Don’t be put off by the fact this takes a total of 6 hours to rise. There is a schedule-friendly alternative, which is putting the dough in the fridge overnight in place of the second rise. This means you can, say, start it off on a Saturday evening ready to bake on the Sunday morning.
50g dormant starter, or 350g active starter
500g strong white bread flour (plus extra for feeding starter if you’re starting with a dormant one)
250-300ml hand-hot water
Other things you’ll need:
a proving basket OR a colander and a tea towel
a bread stone is helpful
so is a dough scraper
1. Skip to step 3 if you’re starting with the active starter. Otherwise, 24 hours before you want to start, take your starter out of the fridge. Feed it with its own weight of flour and water. So your 50g of starter will need 50g flour and 50ml water.

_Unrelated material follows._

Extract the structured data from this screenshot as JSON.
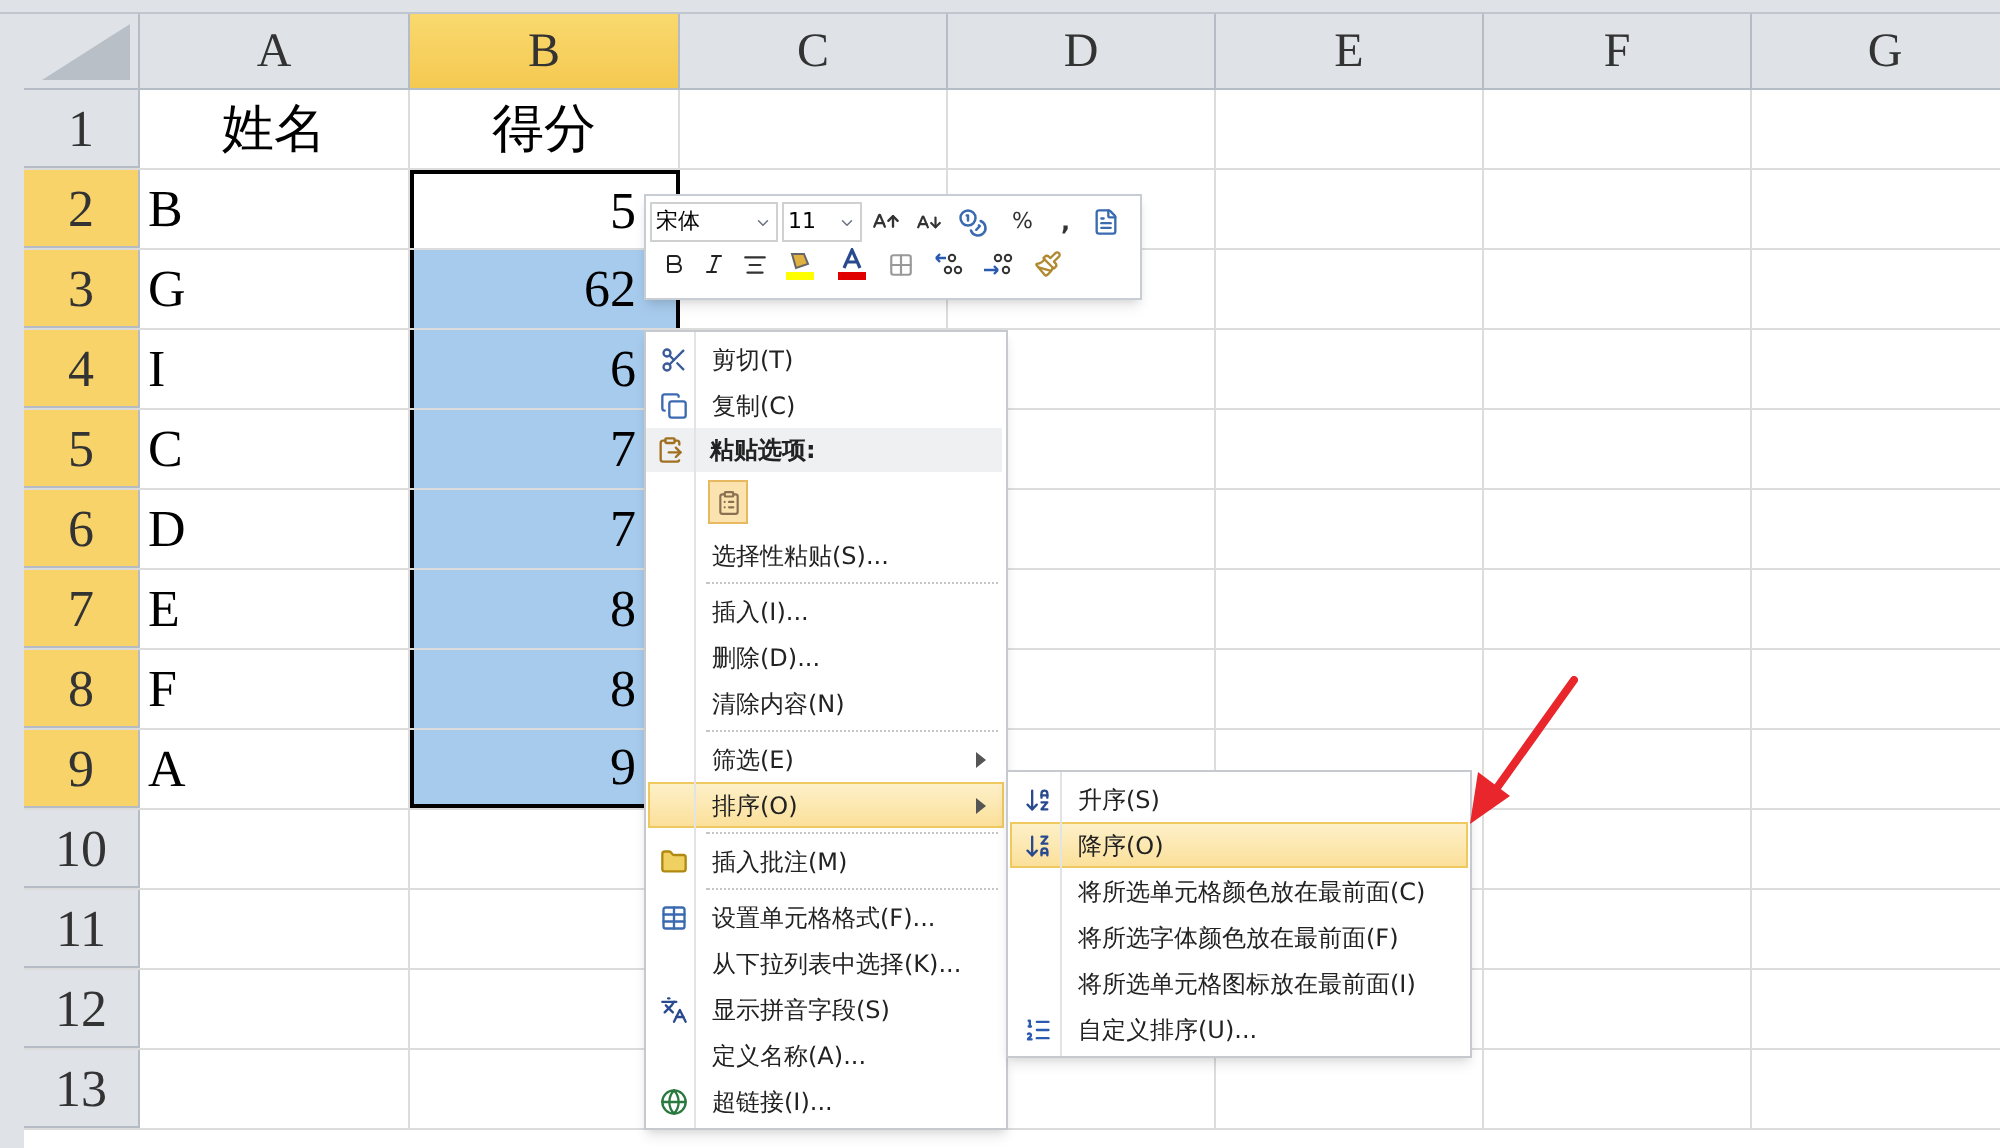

2. 12 hours before baking, feed it 100g flour, 100ml water.
3. When you’re ready to start, save 50g of the starter in the fridge. Mix the remaining 300g starter with the 500g flour, the salt, the sugar and 250ml of the water together in a large bowl.
4. Add some more water if you need it, which you probably will. You’re going for a consistency which is a little sticky, but not leaving chunks on your fingers. If it’s difficult to make it come together or knead, then it’s too dry.
5. Knead on a surface until the dough is smooth and elastic. A good test is window-paning: can you stretch a small piece of dough until it lets light through? Then it’s ready. This should take you 10 mins, a bit longer if you’re not used to kneading.
6. Cover the dough in plastic and leave to rise until doubled in size. This will take 2.5-3 hours at room temperature. Don’t rush it by putting it somewhere overly hot.
7. Knead the dough briefly. You want to get rid of the oversized air-bubbles, but not knock out the smaller ones.
8. Shape into a ball and place in a well-floured proving basket, seam-side up. You can use a colander lined with a floured tea-towel if you don’t have a proving basket, but flour it very thoroughly. I actually use floured clingflim as well, because it’s easier to peel off.
9. Cover the dough and leave again until doubled in size, about 2-3 hours again. If you prefer, you can put it in the fridge overnight instead. This is generally more schedule-friendly and will make your bread taste sourer. You may need to prove it for a little longer after it comes out. ‘Watch the dough, not the clock,’ as the saying goes.
10. Put an oven-proof dish of boiling water in the bottom of your oven, and pre-heat to 220 degrees C. Turn the dough out of the proofing basket onto a baking tray lined with a sheet of baking parchment.
11. Cut some slashes in the top of the dough and bake for 25-30 minutes, or until the bread sounds hollow when tapped underneath.
Tip: I make up for lacking a bread stone by baking it on a very thick baking tray that burns everything else I use it for. But it’s perfect for bread.